De hooge gestalte van Pentaoer verroerde zich niet, maar hij boog toestemmend zijn hoofd, als in een droom verzonken.
Bent-Anat zag hem nu voor het eerst in het volle daglicht, liet hare groote oogen vol bewondering op hem rusten en vroeg dan: »Zijt gij de priester, die mij gisteren, na mijn eerste bezoek in de hut, zoo bereidvaardig voor rein hebt verklaard?”
»Ik ben het,” antwoordde Pentaoer.
»Ik heb uwe stem herkend en ben u dankbaar, want gij waart het, die mijn moed hebt gesterkt, om, in weerwil van het verbod mijns zielzorgers, den drang mijns harten te volgen en herwaarts te gaan. Gij zult mij verdedigen, wanneer de andere mij zullen berispen!”
»Ik kwam echter hier om u onrein te verklaren.”
»Zoo zijt gij dan van meening veranderd?” vroeg Bent-Anat trotsch, en trekken van minachting vertoonden zich om hare lippen.
»Ik volg een hooger gebod, dat beveelt de oude inzettingen als heilig te handhaven. Wanneer de aanraking van een Paraschiet, zoo zegt men, de dochter van Ramses niet verontreinigt, wien dan? Want is er iemand wiens gewaad vlekkeloozer is dan het hare?”

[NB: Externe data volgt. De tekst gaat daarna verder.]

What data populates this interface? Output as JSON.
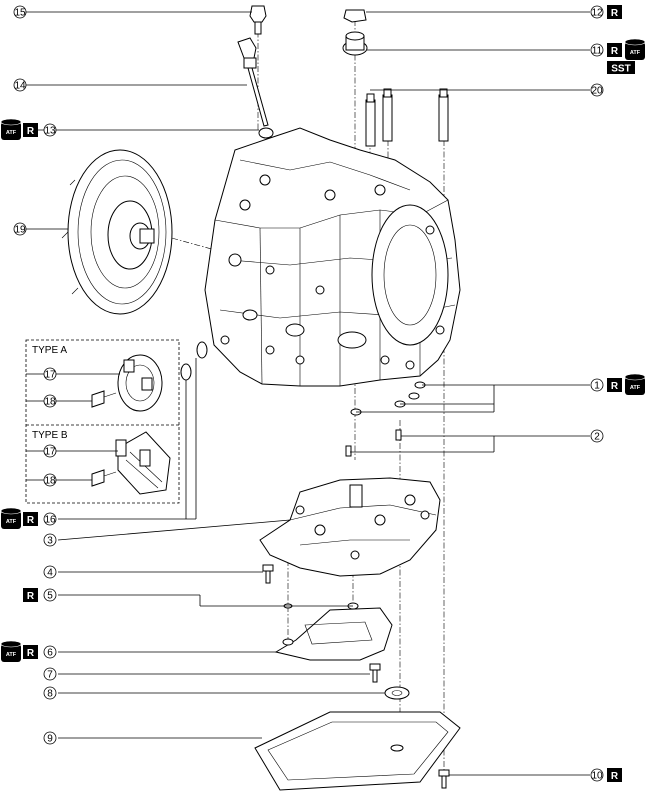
{
  "callouts": {
    "c1": "1",
    "c2": "2",
    "c3": "3",
    "c4": "4",
    "c5": "5",
    "c6": "6",
    "c7": "7",
    "c8": "8",
    "c9": "9",
    "c10": "10",
    "c11": "11",
    "c12": "12",
    "c13": "13",
    "c14": "14",
    "c15": "15",
    "c16": "16",
    "c17a": "17",
    "c17b": "17",
    "c18a": "18",
    "c18b": "18",
    "c19": "19",
    "c20": "20"
  },
  "badges": {
    "replace": "R",
    "atf": "ATF",
    "sst": "SST"
  },
  "types": {
    "a": "TYPE A",
    "b": "TYPE B"
  }
}
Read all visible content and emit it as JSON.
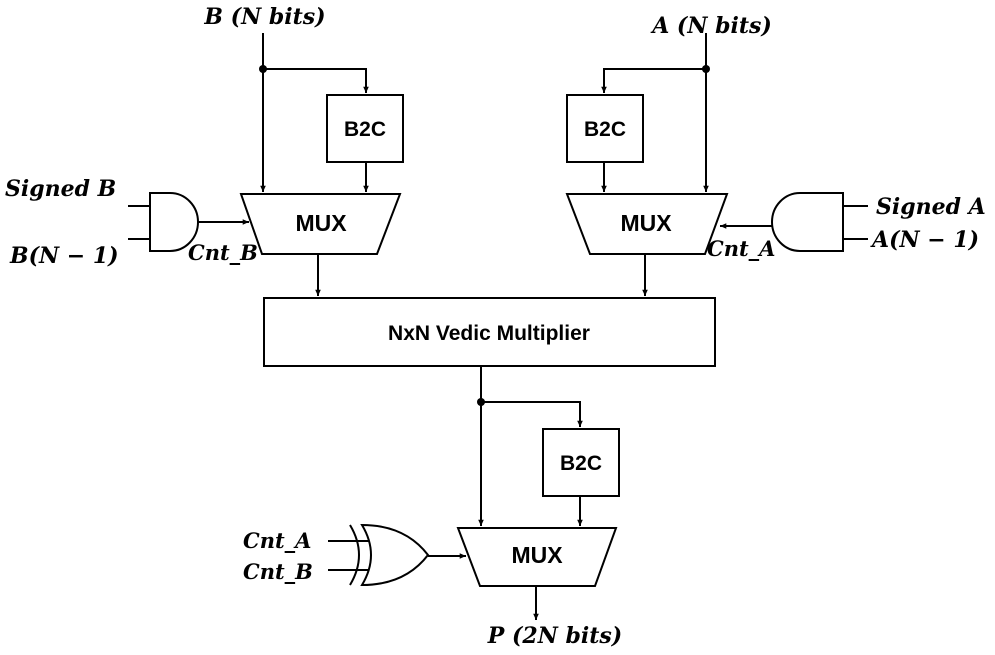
{
  "signals": {
    "b_in": "B (N bits)",
    "a_in": "A (N bits)",
    "signed_b": "Signed B",
    "b_msb": "B(N − 1)",
    "cnt_b": "Cnt_B",
    "signed_a": "Signed A",
    "a_msb": "A(N − 1)",
    "cnt_a": "Cnt_A",
    "xor_in_a": "Cnt_A",
    "xor_in_b": "Cnt_B",
    "p_out": "P (2N bits)"
  },
  "blocks": {
    "b2c_b": "B2C",
    "b2c_a": "B2C",
    "b2c_p": "B2C",
    "mux_b": "MUX",
    "mux_a": "MUX",
    "mux_p": "MUX",
    "multiplier": "NxN Vedic Multiplier"
  }
}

»Maar die man daar is braaf, bij al zijne geringheid,” hernam Bent-Anat, »braaf, ondanks den smaad die zijn dagelijksch brood is, gelijk eere het onze! De negen groote goden mogen het mij vergeven, maar die daar woont is liefderijk, vroom en moedig; hij bevalt mij. En gij, die gisteren zijne bezoedelde aanraking met éen woord meendet te kunnen afwasschen, wat geeft u aanleiding hem heden onder de melaatschen terug te stooten?”
»De vermaning van een verlicht man, om van de oude inzettingen geen enkel gedeelte prijs te geven, omdat daardoor de keten, waaraan men toch reeds begint te vijlen, rammelend uit elkaar zou kunnen vallen.”
»Zoo legt gij dus op mij den smet der onreinheid op grond van een verouderde dwaling, terwille van de groote menigte, niet om de daad die ik heb verricht? Gij zwijgt? Antwoord mij nu openhartig en naar waarheid, wanneer gij werkelijk de man zijt waarvoor ik u tot hiertoe heb gehouden. Antwoord mij, want het geldt de rust mijner ziel!”
Pentaoer haalde zwaar adem, daarna gaf hij zijn door twijfel gefolterd gemoed lucht in deze diep gevoelde woorden, die eerst zacht, vervolgens al luider werden gesproken: »Gij dwingt mij uit te spreken, wat ik eigenlijk niet eens moest denken. Maar liever wil ik zondigen tegen de gehoorzaamheid dan tegen de waarheid, de reine dochter van den zonnegod, wier gelijkenis gij draagt, Bent-Anat. Of de Paraschiet onrein is door zijne geboorte of niet, wie ben ik, dat ik zulk een vraagstuk zou kunnen uitmaken? Doch ook ik heb evenals gij in hem een mensch gezien van gelijke beweging als wij, wien dezelfde heilige en reine gemoedsaandoeningen vervullen, die mij en de mijnen, u en ieder die van eene moeder is geboren, aangrijpen en vaak zoo zalig stemmen. Ik geloof dat de indruk van deze ure noch uwe noch mijne ziel bevlekt, maar veeleer gelouterd heeft. Dwaal ik, dan moge de veelnamige godheid het mij vergeven, wier adem ook in den Paraschiet leeft en zich beweegt, zoowel als in u en mij, de godheid waarin ik geloof, en waaraan ik steeds reiner en blijmoediger van hart mijne gebrekkige liederen wijden wil, wanneer zij mij zal leeren, dat al wat leeft en ademt, wat weent en jubelt, eene afbeelding is van haar reine wezen, en tot dezelfde vreugde en dezelfde smart geboren.”